I don't intend to address the attacks on my character in my response (which will follow the printed letters, unedited) because it's irrelevant and I don't want to waste page space validating their attacks. But the comment about my soul really bothered me.
I don't have a soul. Neither does the letter-writer. Souls don't exist.
But even if you disagree, it's illustrative of the predominant view in the United States that not being religious makes you evil that people consider it an insult on the very core of one's ability to be moral to claim that a person "doesn't have a soul."
Beyond that, though, I've noticed more and more that people seem to defend much more vehemently and with much more emotion and energy positions they don't really believe are true than positions they are firm in.
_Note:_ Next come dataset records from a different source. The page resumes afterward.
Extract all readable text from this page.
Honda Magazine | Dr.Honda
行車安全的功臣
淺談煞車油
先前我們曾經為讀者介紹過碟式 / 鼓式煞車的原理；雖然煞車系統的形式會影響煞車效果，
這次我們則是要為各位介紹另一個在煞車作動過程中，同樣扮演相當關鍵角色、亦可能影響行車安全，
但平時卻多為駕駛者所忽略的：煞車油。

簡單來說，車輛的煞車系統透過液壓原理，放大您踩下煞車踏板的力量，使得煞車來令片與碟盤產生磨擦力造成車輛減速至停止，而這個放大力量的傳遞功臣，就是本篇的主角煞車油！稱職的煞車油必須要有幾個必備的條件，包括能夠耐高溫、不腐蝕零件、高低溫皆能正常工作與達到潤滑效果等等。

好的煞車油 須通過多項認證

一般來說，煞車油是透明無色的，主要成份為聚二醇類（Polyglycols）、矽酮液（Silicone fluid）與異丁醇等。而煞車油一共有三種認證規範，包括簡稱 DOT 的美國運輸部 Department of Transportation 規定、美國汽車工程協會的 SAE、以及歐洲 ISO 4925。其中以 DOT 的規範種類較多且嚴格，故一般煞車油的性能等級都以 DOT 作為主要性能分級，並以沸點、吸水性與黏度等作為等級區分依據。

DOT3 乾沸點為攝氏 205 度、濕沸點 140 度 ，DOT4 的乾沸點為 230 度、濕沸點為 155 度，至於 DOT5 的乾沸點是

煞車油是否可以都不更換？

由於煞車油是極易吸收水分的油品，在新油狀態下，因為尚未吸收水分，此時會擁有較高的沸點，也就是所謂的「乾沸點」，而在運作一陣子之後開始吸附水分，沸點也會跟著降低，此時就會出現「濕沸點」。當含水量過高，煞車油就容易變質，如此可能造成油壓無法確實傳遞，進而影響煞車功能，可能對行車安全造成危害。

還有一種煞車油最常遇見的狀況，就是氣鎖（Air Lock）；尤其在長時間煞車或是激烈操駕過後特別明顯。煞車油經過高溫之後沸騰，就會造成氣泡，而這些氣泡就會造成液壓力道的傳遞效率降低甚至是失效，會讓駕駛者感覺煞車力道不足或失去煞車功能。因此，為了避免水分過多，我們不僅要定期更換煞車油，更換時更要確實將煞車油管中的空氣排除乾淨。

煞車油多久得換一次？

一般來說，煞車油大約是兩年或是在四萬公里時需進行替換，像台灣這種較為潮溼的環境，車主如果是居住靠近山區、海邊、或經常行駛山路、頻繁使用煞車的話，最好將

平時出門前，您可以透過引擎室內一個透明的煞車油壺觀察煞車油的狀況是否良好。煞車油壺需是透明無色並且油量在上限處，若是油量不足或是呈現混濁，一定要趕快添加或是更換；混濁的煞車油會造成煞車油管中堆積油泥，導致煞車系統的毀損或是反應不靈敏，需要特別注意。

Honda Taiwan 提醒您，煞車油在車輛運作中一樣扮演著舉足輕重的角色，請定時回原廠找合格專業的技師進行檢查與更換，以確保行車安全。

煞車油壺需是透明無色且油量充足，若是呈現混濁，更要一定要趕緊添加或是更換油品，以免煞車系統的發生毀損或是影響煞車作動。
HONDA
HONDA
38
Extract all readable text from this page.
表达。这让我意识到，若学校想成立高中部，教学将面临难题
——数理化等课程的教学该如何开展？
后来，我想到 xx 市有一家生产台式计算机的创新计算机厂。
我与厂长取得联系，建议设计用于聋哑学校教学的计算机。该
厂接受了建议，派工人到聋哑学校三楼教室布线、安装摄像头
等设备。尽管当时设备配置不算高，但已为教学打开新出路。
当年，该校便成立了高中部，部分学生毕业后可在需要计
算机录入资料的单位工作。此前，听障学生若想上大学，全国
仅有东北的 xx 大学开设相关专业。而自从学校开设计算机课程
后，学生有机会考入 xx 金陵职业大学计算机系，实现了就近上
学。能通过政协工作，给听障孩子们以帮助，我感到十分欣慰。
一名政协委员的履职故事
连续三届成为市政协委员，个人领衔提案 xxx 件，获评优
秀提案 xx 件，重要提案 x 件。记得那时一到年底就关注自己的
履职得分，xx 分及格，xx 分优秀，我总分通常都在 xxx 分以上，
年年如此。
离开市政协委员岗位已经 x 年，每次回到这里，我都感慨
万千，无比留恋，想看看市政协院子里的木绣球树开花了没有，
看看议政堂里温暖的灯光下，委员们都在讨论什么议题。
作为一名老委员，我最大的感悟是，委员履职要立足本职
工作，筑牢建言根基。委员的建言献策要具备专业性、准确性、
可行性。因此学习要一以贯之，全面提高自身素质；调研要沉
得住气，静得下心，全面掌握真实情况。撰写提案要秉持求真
With the one exception of the civil rights movement, in which both sides fight bitterly, but only one tends to be on shaky ground, the other motivated by outrage at the massive dissonance between the obviously immoral reality and the incredibly clear solution of not marginalizing people based on irrelevant qualities.
I'm guilty of it, myself -- it's not a quality I'm particularly proud of, but I don't think anyone reading this could honestly argue that they don't feel that impulse.
It's not something you simply lack, if you're a good person. It's a tendency one has to be mindful of. I try to develop checks to confirm with myself whether I'm irrationally defending a position I don't really stand behind, because I feel I've been backed into a corner.
I don't think that's the case with the Salvation Army piece, and I intend to calmly defend my article in a follow-up response to the letters. But, while I understand the motivation that lead the writers to respond, I don't respect or admire it.
Just because an orginazation calls themselves a charity doesn't mean they can't be assholes.